Partie I : la situation actuelle des Tice - TICE : La France en retard 

Ludovic Peugeot


Le paradoxe de l’Equipement et de l’usage en France

C’est le paradoxe de la France : bien que plutôt bien équipée, la France s’avère très peu utilisatrice des TICE. Je vais me placer dans le cadre de l’Union Européenne avec les études du Ministère de l’Education Nationale, les enquêtes de l’OCDE et de la Commission Européenne pour le démontrer.



L’équipement

En se basant sur l’enquête ETIC du ministère et celles de la Commission Européenne, la France pose la première pierre de son paradoxe. La donnée comparative la plus représentative de l’équipement reste le nombre d’élèves par postes informatiques dans un établissement : sur ce plan, la France est tout juste au-dessus de la moyenne avec 12,5 ordinateurs pour 100 élèves, comparés aux 11,3 postes pour 100 élèves en moyenne sur les 25 pays de l’Union Européenne.

Le tableau suivant propose un extrait des données intéressantes pour juger le niveau d’équipement des établissements. Les chiffres avancés sont issus le rapport de la Commission Européenne de 2006 concernant les TICE [1]



 

L’usage

Selon cette même étude, seuls 66% des enseignants français ont utilisé un ordinateur en classe lors des 12 derniers mois. La France apparaît cette fois dans la seconde moitié des 25 :

Plus précisément, 64% des enseignants utilisant les TICE les utilisent dans moins de 10% des leçons. A noter également, contre tout préjugé, que ce sont les enseignants les plus âgés qui sont les utilisateurs les plus intensifs.

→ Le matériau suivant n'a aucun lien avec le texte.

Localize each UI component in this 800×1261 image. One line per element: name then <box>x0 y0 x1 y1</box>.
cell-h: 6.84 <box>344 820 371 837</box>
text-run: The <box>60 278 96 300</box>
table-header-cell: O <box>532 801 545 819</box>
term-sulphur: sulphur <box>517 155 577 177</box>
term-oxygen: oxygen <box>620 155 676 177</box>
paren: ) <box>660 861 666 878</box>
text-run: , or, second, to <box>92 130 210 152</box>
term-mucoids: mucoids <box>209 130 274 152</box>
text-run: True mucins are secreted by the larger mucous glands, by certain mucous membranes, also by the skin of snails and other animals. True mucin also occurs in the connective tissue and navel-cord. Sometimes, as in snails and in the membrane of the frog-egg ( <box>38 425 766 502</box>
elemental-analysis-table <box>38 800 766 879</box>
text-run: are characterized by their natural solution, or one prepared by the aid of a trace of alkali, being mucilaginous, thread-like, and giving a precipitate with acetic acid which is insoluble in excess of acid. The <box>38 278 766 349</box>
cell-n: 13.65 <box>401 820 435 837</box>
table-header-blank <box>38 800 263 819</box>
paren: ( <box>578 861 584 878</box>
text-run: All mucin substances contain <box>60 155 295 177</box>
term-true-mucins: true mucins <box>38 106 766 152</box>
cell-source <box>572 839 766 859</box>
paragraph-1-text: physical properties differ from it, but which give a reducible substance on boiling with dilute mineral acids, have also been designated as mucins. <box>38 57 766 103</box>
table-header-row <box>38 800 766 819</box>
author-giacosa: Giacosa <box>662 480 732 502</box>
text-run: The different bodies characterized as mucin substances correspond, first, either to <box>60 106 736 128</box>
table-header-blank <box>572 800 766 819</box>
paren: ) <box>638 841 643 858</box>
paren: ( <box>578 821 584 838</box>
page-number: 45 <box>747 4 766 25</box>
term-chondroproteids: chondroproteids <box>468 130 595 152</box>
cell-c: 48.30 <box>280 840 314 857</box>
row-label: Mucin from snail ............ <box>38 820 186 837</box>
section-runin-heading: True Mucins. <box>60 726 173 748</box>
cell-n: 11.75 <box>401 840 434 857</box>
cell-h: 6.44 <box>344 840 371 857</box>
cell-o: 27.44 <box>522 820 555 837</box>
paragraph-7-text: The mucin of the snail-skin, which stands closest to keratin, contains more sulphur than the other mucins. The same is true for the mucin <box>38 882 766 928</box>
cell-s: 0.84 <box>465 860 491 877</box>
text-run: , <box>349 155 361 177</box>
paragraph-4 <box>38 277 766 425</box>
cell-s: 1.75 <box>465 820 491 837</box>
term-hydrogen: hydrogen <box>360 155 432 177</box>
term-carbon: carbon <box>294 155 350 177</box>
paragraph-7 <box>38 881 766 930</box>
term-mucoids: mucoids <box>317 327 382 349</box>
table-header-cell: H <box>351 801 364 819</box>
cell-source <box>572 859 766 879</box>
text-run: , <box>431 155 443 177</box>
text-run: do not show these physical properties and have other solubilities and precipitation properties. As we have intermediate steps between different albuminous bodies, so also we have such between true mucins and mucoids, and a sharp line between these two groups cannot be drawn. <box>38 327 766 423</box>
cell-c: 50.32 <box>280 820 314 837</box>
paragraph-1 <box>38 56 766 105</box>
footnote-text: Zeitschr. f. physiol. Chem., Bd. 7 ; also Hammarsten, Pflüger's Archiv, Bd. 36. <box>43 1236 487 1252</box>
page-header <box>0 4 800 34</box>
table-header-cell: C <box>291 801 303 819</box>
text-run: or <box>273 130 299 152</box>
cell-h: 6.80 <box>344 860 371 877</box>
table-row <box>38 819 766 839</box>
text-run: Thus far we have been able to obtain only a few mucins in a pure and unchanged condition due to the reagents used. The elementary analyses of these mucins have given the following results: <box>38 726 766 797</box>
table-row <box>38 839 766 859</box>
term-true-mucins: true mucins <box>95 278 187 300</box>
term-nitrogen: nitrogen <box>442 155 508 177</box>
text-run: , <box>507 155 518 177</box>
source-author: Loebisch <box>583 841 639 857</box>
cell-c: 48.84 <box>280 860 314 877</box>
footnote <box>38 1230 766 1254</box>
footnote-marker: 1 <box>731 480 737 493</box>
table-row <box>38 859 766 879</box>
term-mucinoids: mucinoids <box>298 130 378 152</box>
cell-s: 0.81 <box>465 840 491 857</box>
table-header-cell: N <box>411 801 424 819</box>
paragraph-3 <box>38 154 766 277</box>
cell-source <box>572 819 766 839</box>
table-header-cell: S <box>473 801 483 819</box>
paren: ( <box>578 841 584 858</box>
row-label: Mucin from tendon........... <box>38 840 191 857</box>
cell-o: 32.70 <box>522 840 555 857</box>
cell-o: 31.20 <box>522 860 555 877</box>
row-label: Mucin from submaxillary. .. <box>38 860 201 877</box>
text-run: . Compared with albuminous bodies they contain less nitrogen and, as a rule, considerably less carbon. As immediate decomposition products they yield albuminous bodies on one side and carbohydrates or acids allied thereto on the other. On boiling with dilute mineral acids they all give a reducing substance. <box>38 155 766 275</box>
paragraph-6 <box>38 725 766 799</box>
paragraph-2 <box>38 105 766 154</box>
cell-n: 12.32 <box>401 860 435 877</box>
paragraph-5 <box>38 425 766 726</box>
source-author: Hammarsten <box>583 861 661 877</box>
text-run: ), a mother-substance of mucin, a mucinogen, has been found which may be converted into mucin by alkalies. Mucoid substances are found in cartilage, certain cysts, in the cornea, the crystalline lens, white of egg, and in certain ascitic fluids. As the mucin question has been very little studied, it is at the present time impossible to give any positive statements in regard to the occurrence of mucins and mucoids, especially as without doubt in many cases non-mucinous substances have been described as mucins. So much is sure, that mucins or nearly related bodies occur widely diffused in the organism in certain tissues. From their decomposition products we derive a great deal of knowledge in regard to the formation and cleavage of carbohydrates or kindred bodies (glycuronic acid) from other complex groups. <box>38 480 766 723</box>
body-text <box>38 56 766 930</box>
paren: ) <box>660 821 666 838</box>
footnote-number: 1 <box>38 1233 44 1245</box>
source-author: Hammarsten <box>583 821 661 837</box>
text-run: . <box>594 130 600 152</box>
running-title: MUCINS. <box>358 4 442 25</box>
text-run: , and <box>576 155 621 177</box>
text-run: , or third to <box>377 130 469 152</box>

Les données précédentes montrent d’ores et déjà qu’il n’y pas de relation d’implication de l’équipement vers l’usage. Le retard français en matière de TICE ne peut incomber au niveau d’équipement des établissements.

Quel est l’usage fait des TICE par ces 66% d’enseignants ? L’outil pédagogique le plus utilisé est le CD-ROM pour 82% d’entre eux, suivi par des leçons préconçues trouvées sur l’Internet pour 74% d’entre eux.



Quelles sont les raisons d’un tel paradoxe ?

Dans la même enquête menée par la Commission Européenne, les 34% d’enseignants n’ayant pas utilisé d’ordinateurs en classe lors des 12 derniers mois expliquent leur non-usage par :

-       Pour 63% : une insuffisance dans l’équipement des établissements

-       Pour 33%,: un manque de compétences des enseignants

-       Pour 26% : ils ne disposent pas du matériel adapté

-       Pour 22% : ils ne sont pas convaincus par l’intérêt d’une telle utilisation

Ramenés sur l’ensemble des enseignants, l’insuffisance de l’équipement représente 21% des sondés, dans la moyenne européenne. En revanche, les thèmes du manque de compétences et de la non-conviction de l’intérêt des TICE font des scores bien plus élevés que la moyenne européenne.

Le rapport du groupe de travail TIC 2006 note dans son plan d’action le besoin de convaincre les enseignants de la plus-value apportée par les TICE :


« De façon inégale selon les disciplines ou selon les niveaux d’enseignements, on constate aujourd’hui la persistence d’une interrogation forte sur la plus-value apportée par les TIC.[…] les TICE continuent de susciter un questionnement quant à leur efficacité. »

Rapport du groupe de travail TIC 2006, page 14


Néanmoins il convient d’apporter des nuances à un tel jugement : le blocage ne se situe en réalité pas au niveau des enseignants. C’est en réalité l’endroit où il apparaît, mais en regardant de plus près cette attitude est révélatrice d’un manque de compréhension donc de confiance dans la politique du gouvernement en matière de TICE. Alain Chaptal relève deux points critiques dans la politique française :


« Le paradoxe des usages : on privilégie dans les discours une certaine fuite en avant technologique accompagnée d’annonces prophétiques sur les potentialités de telle technologie miracle au détriment des progrès incrémentaux, réels, qui ne sont pas valorisés »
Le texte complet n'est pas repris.